Additionally, it is a known marker for breast cancer, and prostate cancer (135). IPO-38 that is expressed frequently through most stages of the cell cycle except during mitosis is another novel gastric tumor marker. It is also known as N-L116 antigen in many databases (136), and assigned for ameloblastomas malignancy (137). In addition, lots of highly reported gastric biomarkers such asReg IV (138, 139), serum amyloid A (SAA) (140, 141), Adipocytokine (142, 143),  sphingosine kinase 1 (SK1) (144, 145), and SM22 (146, 147) were observed during this review, but all of them were correlated with colon cancer as well. Thereby, in this study they are not considered as definite tumor marker due to having the same histological bases. As it is shown in table3, colon cancer biomarkers are introduced as specific markers including PSB7, colon-cancer specific antigen family. Colon cancer specific antigens including (CCSA)-2 (108), (CCSA)-3 (109),(CCSA)-4 (110), and (CCSA)-5        (111) are assigned with high sensitivity and specificity that are detectable in serum with high quantity.
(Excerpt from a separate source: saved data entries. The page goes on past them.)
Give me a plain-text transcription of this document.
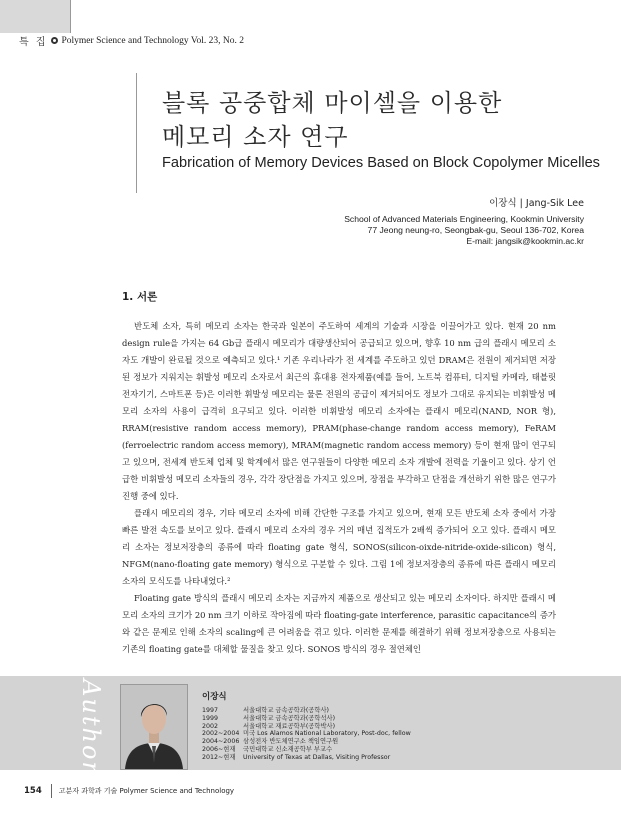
특 집 Polymer Science and Technology Vol. 23, No. 2
블록 공중합체 마이셀을 이용한
메모리 소자 연구
Fabrication of Memory Devices Based on Block Copolymer Micelles
이장식 | Jang-Sik Lee
School of Advanced Materials Engineering, Kookmin University
77 Jeong neung-ro, Seongbak-gu, Seoul 136-702, Korea
E-mail: jangsik@kookmin.ac.kr
1. 서론

반도체 소자, 특히 메모리 소자는 한국과 일본이 주도하여 세계의 기술과 시장을 이끌어가고 있다. 현재 20 nm design rule을 가지는 64 Gb급 플래시 메모리가 대량생산되어 공급되고 있으며, 향후 10 nm 급의 플래시 메모리 소자도 개발이 완료될 것으로 예측되고 있다.¹ 기존 우리나라가 전 세계를 주도하고 있던 DRAM은 전원이 제거되면 저장된 정보가 지워지는 휘발성 메모리 소자로서 최근의 휴대용 전자제품(예를 들어, 노트북 컴퓨터, 디지털 카메라, 태블릿 전자기기, 스마트폰 등)은 이러한 휘발성 메모리는 물론 전원의 공급이 제거되어도 정보가 그대로 유지되는 비휘발성 메모리 소자의 사용이 급격히 요구되고 있다. 이러한 비휘발성 메모리 소자에는 플래시 메모리(NAND, NOR 형), RRAM(resistive random access memory), PRAM(phase-change random access memory), FeRAM (ferroelectric random access memory), MRAM(magnetic random access memory) 등이 현재 많이 연구되고 있으며, 전세계 반도체 업체 및 학계에서 많은 연구원들이 다양한 메모리 소자 개발에 전력을 기울이고 있다. 상기 언급한 비휘발성 메모리 소자들의 경우, 각각 장단점을 가지고 있으며, 장점을 부각하고 단점을 개선하기 위한 많은 연구가 진행 중에 있다.

플래시 메모리의 경우, 기타 메모리 소자에 비해 간단한 구조를 가지고 있으며, 현재 모든 반도체 소자 중에서 가장 빠른 발전 속도를 보이고 있다. 플래시 메모리 소자의 경우 거의 매년 집적도가 2배씩 증가되어 오고 있다. 플래시 메모리 소자는 정보저장층의 종류에 따라 floating gate 형식, SONOS(silicon-oixde-nitride-oxide-silicon) 형식, NFGM(nano-floating gate memory) 형식으로 구분할 수 있다. 그림 1에 정보저장층의 종류에 따른 플래시 메모리 소자의 모식도를 나타내었다.²

Floating gate 방식의 플래시 메모리 소자는 지금까지 제품으로 생산되고 있는 메모리 소자이다. 하지만 플래시 메모리 소자의 크기가 20 nm 크기 이하로 작아짐에 따라 floating-gate interference, parasitic capacitance의 증가와 같은 문제로 인해 소자의 scaling에 큰 어려움을 겪고 있다. 이러한 문제를 해결하기 위해 정보저장층으로 사용되는 기존의 floating gate를 대체할 물질을 찾고 있다. SONOS 방식의 경우 절연체인

Author	이장식
1997	서울대학교 금속공학과(공학사)
1999	서울대학교 금속공학과(공학석사)
2002	서울대학교 재료공학부(공학박사)
2002~2004 미국 Los Alamos National Laboratory, Post-doc, fellow
2004~2006 삼성전자 반도체연구소 책임연구원
2006~현재	국민대학교 신소재공학부 부교수
2012~현재	University of Texas at Dallas, Visiting Professor
154 고분자 과학과 기술 Polymer Science and Technology
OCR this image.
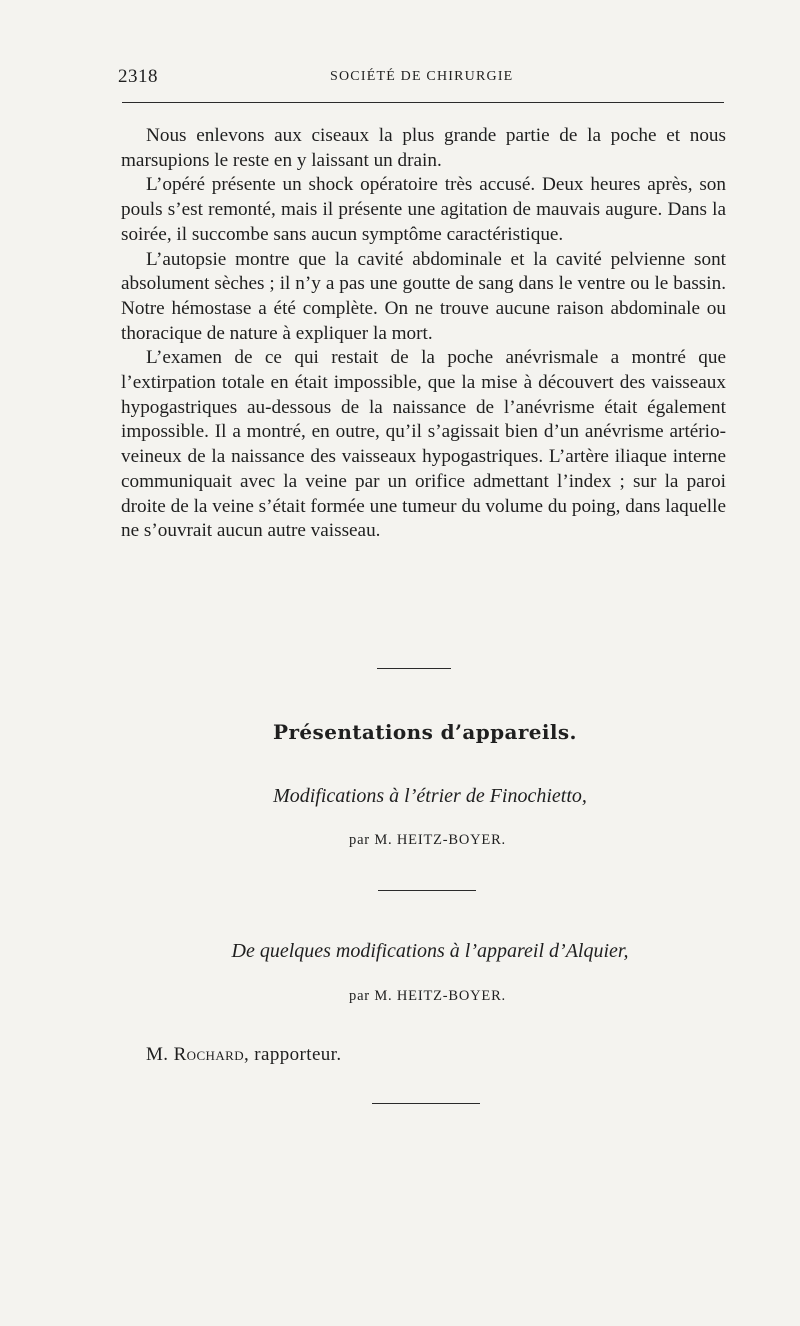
2318	SOCIÉTÉ DE CHIRURGIE

Nous enlevons aux ciseaux la plus grande partie de la poche et nous marsupions le reste en y laissant un drain.

L’opéré présente un shock opératoire très accusé. Deux heures après, son pouls s’est remonté, mais il présente une agitation de mauvais augure. Dans la soirée, il succombe sans aucun symptôme caractéristique.

L’autopsie montre que la cavité abdominale et la cavité pelvienne sont absolument sèches ; il n’y a pas une goutte de sang dans le ventre ou le bassin. Notre hémostase a été complète. On ne trouve aucune raison abdominale ou thoracique de nature à expliquer la mort.

L’examen de ce qui restait de la poche anévrismale a montré que l’extirpation totale en était impossible, que la mise à découvert des vaisseaux hypogastriques au-dessous de la naissance de l’anévrisme était également impossible. Il a montré, en outre, qu’il s’agissait bien d’un anévrisme artério-veineux de la naissance des vaisseaux hypogastriques. L’artère iliaque interne communiquait avec la veine par un orifice admettant l’index ; sur la paroi droite de la veine s’était formée une tumeur du volume du poing, dans laquelle ne s’ouvrait aucun autre vaisseau.

Présentations d’appareils.
Modifications à l’étrier de Finochietto,
par M. HEITZ-BOYER.
De quelques modifications à l’appareil d’Alquier,
par M. HEITZ-BOYER.
M. Rochard, rapporteur.
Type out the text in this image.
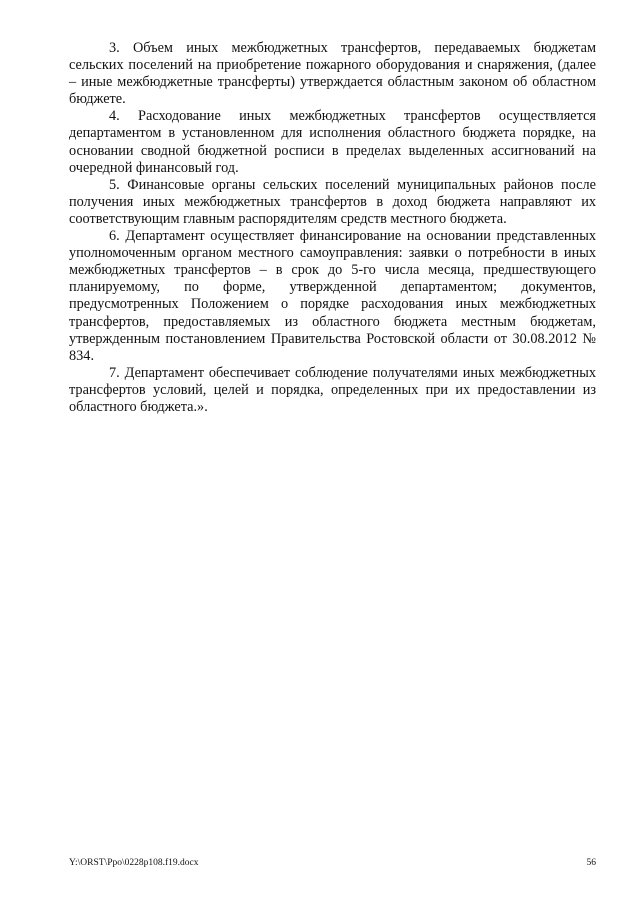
3. Объем иных межбюджетных трансфертов, передаваемых бюджетам сельских поселений на приобретение пожарного оборудования и снаряжения, (далее – иные межбюджетные трансферты) утверждается областным законом об областном бюджете.

4. Расходование иных межбюджетных трансфертов осуществляется департаментом в установленном для исполнения областного бюджета порядке, на основании сводной бюджетной росписи в пределах выделенных ассигнований на очередной финансовый год.

5. Финансовые органы сельских поселений муниципальных районов после получения иных межбюджетных трансфертов в доход бюджета направляют их соответствующим главным распорядителям средств местного бюджета.

6. Департамент осуществляет финансирование на основании представленных уполномоченным органом местного самоуправления: заявки о потребности в иных межбюджетных трансфертов – в срок до 5-го числа месяца, предшествующего планируемому, по форме, утвержденной департаментом; документов, предусмотренных Положением о порядке расходования иных межбюджетных трансфертов, предоставляемых из областного бюджета местным бюджетам, утвержденным постановлением Правительства Ростовской области от 30.08.2012 № 834.

7. Департамент обеспечивает соблюдение получателями иных межбюджетных трансфертов условий, целей и порядка, определенных при их предоставлении из областного бюджета.».

Y:\ORST\Ppo\0228p108.f19.docx	56
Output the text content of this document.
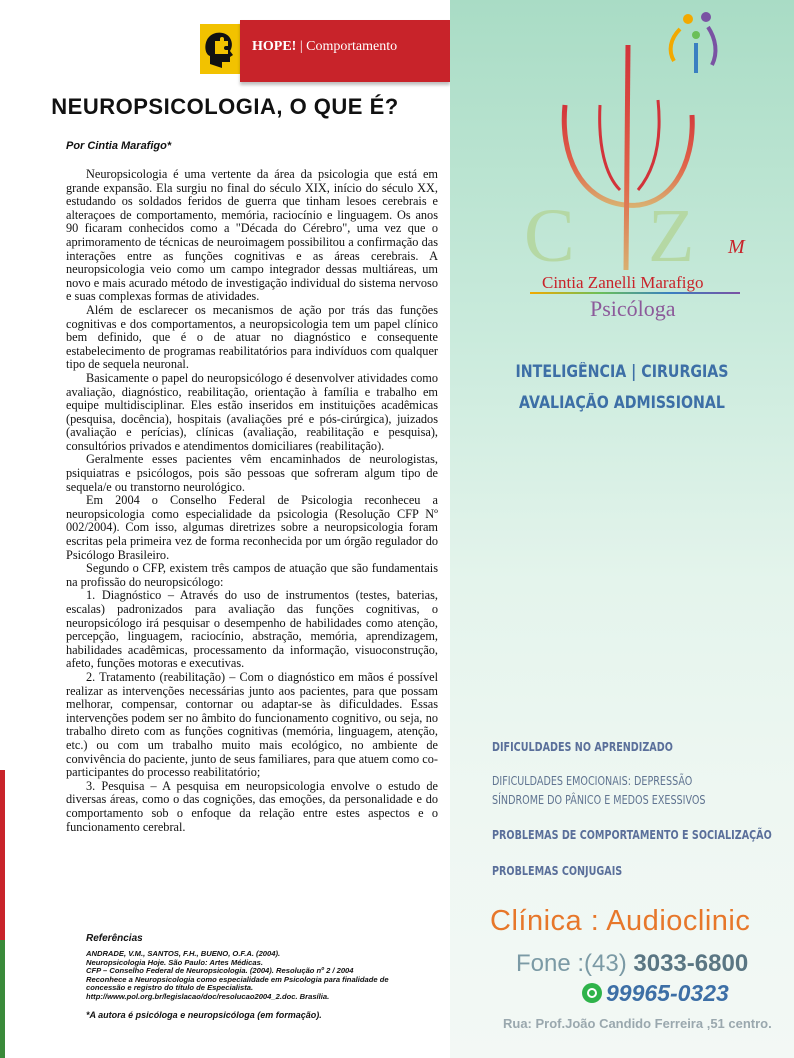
HOPE! | Comportamento
NEUROPSICOLOGIA, O QUE É?
Por Cintia Marafigo*

Neuropsicologia é uma vertente da área da psicologia que está em grande expansão. Ela surgiu no final do século XIX, início do século XX, estudando os soldados feridos de guerra que tinham lesoes cerebrais e alteraçoes de comportamento, memória, raciocínio e linguagem. Os anos 90 ficaram conhecidos como a "Década do Cérebro", uma vez que o aprimoramento de técnicas de neuroimagem possibilitou a confirmação das interações entre as funções cognitivas e as áreas cerebrais. A neuropsicologia veio como um campo integrador dessas multiáreas, um novo e mais acurado método de investigação individual do sistema nervoso e suas complexas formas de atividades.

Além de esclarecer os mecanismos de ação por trás das funções cognitivas e dos comportamentos, a neuropsicologia tem um papel clínico bem definido, que é o de atuar no diagnóstico e consequente estabelecimento de programas reabilitatórios para indivíduos com qualquer tipo de sequela neuronal.

Basicamente o papel do neuropsicólogo é desenvolver atividades como avaliação, diagnóstico, reabilitação, orientação à família e trabalho em equipe multidisciplinar. Eles estão inseridos em instituições acadêmicas (pesquisa, docência), hospitais (avaliações pré e pós-cirúrgica), juizados (avaliação e perícias), clínicas (avaliação, reabilitação e pesquisa), consultórios privados e atendimentos domiciliares (reabilitação).

Geralmente esses pacientes vêm encaminhados de neurologistas, psiquiatras e psicólogos, pois são pessoas que sofreram algum tipo de sequela/e ou transtorno neurológico.

Em 2004 o Conselho Federal de Psicologia reconheceu a neuropsicologia como especialidade da psicologia (Resolução CFP Nº 002/2004). Com isso, algumas diretrizes sobre a neuropsicologia foram escritas pela primeira vez de forma reconhecida por um órgão regulador do Psicólogo Brasileiro.

Segundo o CFP, existem três campos de atuação que são fundamentais na profissão do neuropsicólogo:

1. Diagnóstico – Através do uso de instrumentos (testes, baterias, escalas) padronizados para avaliação das funções cognitivas, o neuropsicólogo irá pesquisar o desempenho de habilidades como atenção, percepção, linguagem, raciocínio, abstração, memória, aprendizagem, habilidades acadêmicas, processamento da informação, visuoconstrução, afeto, funções motoras e executivas.

2. Tratamento (reabilitação) – Com o diagnóstico em mãos é possível realizar as intervenções necessárias junto aos pacientes, para que possam melhorar, compensar, contornar ou adaptar-se às dificuldades. Essas intervenções podem ser no âmbito do funcionamento cognitivo, ou seja, no trabalho direto com as funções cognitivas (memória, linguagem, atenção, etc.) ou com um trabalho muito mais ecológico, no ambiente de convivência do paciente, junto de seus familiares, para que atuem como co-participantes do processo reabilitatório;

3. Pesquisa – A pesquisa em neuropsicologia envolve o estudo de diversas áreas, como o das cognições, das emoções, da personalidade e do comportamento sob o enfoque da relação entre estes aspectos e o funcionamento cerebral.

Referências
ANDRADE, V.M., SANTOS, F.H., BUENO, O.F.A. (2004).
Neuropsicologia Hoje. São Paulo: Artes Médicas.
CFP – Conselho Federal de Neuropsicologia. (2004). Resolução nº 2 / 2004
Reconhece a Neuropsicologia como especialidade em Psicologia para finalidade de
concessão e registro do título de Especialista.
http://www.pol.org.br/legislacao/doc/resolucao2004_2.doc. Brasília.
*A autora é psicóloga e neuropsicóloga (em formação).
C Z M
Cintia Zanelli Marafigo
Psicóloga
INTELIGÊNCIA | CIRURGIAS
AVALIAÇÃO ADMISSIONAL
DIFICULDADES NO APRENDIZADO
DIFICULDADES EMOCIONAIS: DEPRESSÃO
SÍNDROME DO PÂNICO E MEDOS EXESSIVOS
PROBLEMAS DE COMPORTAMENTO E SOCIALIZAÇÃO
PROBLEMAS CONJUGAIS
Clínica : Audioclinic
Fone :(43) 3033-6800
99965-0323
Rua: Prof.João Candido Ferreira ,51 centro.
These potential markers are reported by many proteomic analyses (108, 109). Among all of these evaluated biomarkers, solely colon cancer biomarkers showed definite specificity comparing with esophageal cancer and gastric cancer. Most discovered tumor markers are not appropriate as standard clinical methods (148); a selected group of them could be useful as a feasible tool for clinical approaches. As it is reported in numerous researches, there are hundreds of nonspecific biomarkers for digestive system cancers. However, a small number of these proteins are merely observed in the nature of these cancers. More follow-up evaluations are required to lessen limitations in selective biomarker applications in clinical approaches. These verifications can be achieved via clinical examinations researches. Large-scale studies such as advanced proteomics can introduce new relevant biomarkers for achieving efficient panel (149). It can be concluded that non-invasive methods such as proteomics provides a great number of biomarkers (-) that can be managed by clinical approaches for efficient prognosis and diagnostic purposes in a format of biomarker panel. It seems that biomarker panels play an important role in cancer management especially in diagnostic procedures in near future.

Conclusion

Nemours protein biomarkers are introduced for esophageal, gastric and colon cancers. It seems that each of them has no adequate potential for clinical application due to insufficient specificity and sensitivity. This valuable source of biomarkers can be considered for formation of biomarker panels, which are useful and precious tools in cancer management. In general, biomarker analysis and clinical examination are two important activities that can lead to introducing novel biomarker panel for accurate prognosis, diagnosis, and patients follow up.